将軍とやらは帝国にあるたくさんの村を襲撃し、略奪をしていた。きっちりとその罪は償ってもらう。


「そ、それにしてもルークさん……」

「ん?」

「そ、そこまであの男のことをかいしゅうしたいのですか?」



男と言ったら、地下牢の男だ。俺は自分の腹の虫が収まらんことを伝える。


「俺はエルナを襲おうとしたことを許してない。公爵様も、絶対に許さないだろうな。あいつは捕まえて、公爵様に然るべき処置を下してもらう」


公爵様には今回のことに対する罰を下してもらう。実の娘が傷つけられそうになったのだから、さぞお怒りになるだろう。が、エルナは俺の言葉に顔を赤くし、少しうつむきながら言葉を口にする。


「そ、そこまで私のことでお怒りに……」

「?当然だろ?」


なにを気にすることがあるのか。


「とにかく行こう。日が沈む前に終わらせる」

「は、はい!」


俺はエルナを再び抱え上げ、将軍たちのいる牢のもとまで走った。



将軍たちは、ロブスの言った通り、牢の中に閉じ込められていた。腕を縛り上げられ、口には猿轡がされていた。一体どこにあったのやら……あ、牢屋か。

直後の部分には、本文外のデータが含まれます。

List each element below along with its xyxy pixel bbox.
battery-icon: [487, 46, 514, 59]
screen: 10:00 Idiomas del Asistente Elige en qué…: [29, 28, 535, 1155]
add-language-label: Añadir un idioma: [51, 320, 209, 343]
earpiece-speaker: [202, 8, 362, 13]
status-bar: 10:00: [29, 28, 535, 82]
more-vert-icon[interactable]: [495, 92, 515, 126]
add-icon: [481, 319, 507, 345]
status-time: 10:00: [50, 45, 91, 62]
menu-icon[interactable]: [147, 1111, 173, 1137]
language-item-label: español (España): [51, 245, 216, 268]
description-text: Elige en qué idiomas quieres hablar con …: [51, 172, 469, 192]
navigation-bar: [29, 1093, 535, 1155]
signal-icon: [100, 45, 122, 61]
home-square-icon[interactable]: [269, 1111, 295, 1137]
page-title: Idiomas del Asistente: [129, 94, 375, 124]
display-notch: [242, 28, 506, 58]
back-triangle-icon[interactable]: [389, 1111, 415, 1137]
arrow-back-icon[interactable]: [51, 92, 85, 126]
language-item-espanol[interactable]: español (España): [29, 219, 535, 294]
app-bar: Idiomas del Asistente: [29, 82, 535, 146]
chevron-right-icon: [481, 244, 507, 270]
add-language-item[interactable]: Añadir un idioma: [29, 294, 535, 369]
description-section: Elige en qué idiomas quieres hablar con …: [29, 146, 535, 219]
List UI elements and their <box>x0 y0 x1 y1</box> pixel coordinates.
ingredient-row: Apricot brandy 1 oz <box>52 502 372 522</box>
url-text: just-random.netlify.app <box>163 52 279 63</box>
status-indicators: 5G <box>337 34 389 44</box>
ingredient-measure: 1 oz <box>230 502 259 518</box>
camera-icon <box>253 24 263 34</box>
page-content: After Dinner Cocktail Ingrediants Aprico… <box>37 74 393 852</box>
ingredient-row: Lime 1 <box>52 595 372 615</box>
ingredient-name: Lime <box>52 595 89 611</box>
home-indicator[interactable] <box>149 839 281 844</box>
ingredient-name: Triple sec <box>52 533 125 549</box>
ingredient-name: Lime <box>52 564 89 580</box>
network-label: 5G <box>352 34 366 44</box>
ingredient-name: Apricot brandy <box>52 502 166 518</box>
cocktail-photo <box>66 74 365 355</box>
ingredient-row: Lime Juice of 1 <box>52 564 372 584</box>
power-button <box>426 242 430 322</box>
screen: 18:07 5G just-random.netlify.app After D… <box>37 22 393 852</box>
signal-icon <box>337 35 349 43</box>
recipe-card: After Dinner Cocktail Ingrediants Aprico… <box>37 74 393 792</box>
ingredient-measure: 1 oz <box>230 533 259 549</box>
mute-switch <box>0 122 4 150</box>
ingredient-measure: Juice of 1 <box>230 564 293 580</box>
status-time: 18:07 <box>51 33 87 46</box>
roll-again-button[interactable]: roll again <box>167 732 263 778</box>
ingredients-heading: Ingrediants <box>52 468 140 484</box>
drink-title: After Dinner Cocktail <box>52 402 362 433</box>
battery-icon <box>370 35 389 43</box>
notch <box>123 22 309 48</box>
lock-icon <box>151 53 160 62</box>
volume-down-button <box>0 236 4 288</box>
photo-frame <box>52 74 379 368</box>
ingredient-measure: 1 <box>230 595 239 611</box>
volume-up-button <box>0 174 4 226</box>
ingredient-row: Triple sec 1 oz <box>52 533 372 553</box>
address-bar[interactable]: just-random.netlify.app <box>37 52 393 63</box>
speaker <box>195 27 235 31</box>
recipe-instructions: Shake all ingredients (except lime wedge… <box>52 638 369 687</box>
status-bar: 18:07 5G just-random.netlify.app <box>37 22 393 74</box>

その将軍たちを牢屋の中に閉じ込めたまま移動させるために、俺は懐にずっと息をひそめていたファルを呼び、ファルの力をかなり【強化】して、運ぶことにした。


「さぁファル。頼むぞ」

「ピェエエエエエエ!」


大きい声で鳴き、牢屋の柵を掴み飛び立つ。そのまま帝国に運ぶように頼み、ファルは帝国の方向に飛び立って言った。きちんと将軍だということを書いた手紙を忘れない。ああ、あの男もきちんと回収して牢屋の中に突っ込んで置いた。気絶しているので、しばらくは起きない。


ちなみに、エルナは運んでいる間に眠ってしまった。やはり緊張がほぐれたことによって、猛烈な疲れが襲ってきたのだろう。無理もない。睡眠というよりかは気絶に近い。


「クゥ……」


その寝顔も、目を奪われるように美しい。


「い、いかんな」


美しい寝顔に見とれて、しばらくそのまま動けなかった。腕の中にいる彼女は、まるでおとぎ話の眠り姫である。


「平常心。平常心」


俺は自分の中に湧き上がる劣情を押さえ込みながら、帝国を目指した ── 。








〜その頃のリアたち(久しぶりすぎる)〜




リアたちは零人がいない間、狩り……にはいかずに少しいつもと違うことをしていた。


「こ、こうやるの?」

「わからないけど、零人はこうやってた気が」


リアとエマはやったことがないようで、戸惑いを見せている。


「…………」


そんな2人の横で、黙々と作業をするのが1人。


「カナ……なんでそんなに上手いの?」

「ああ、カナは元々やってたんだけど、零人がきてからあいつのに夢中になっちゃって」

「まぁ、零人より上手い人がいるのかもわからないけれど」


やはり、この分野では零人に勝てるものはいないだろう。そう確信している。


「ここの捌き方は……」

「すっごい真剣になってるわね」

「昔からこういう子だから」



3人は、帰ってきた零人に料理を作ってあげようと頑張っていたのだった。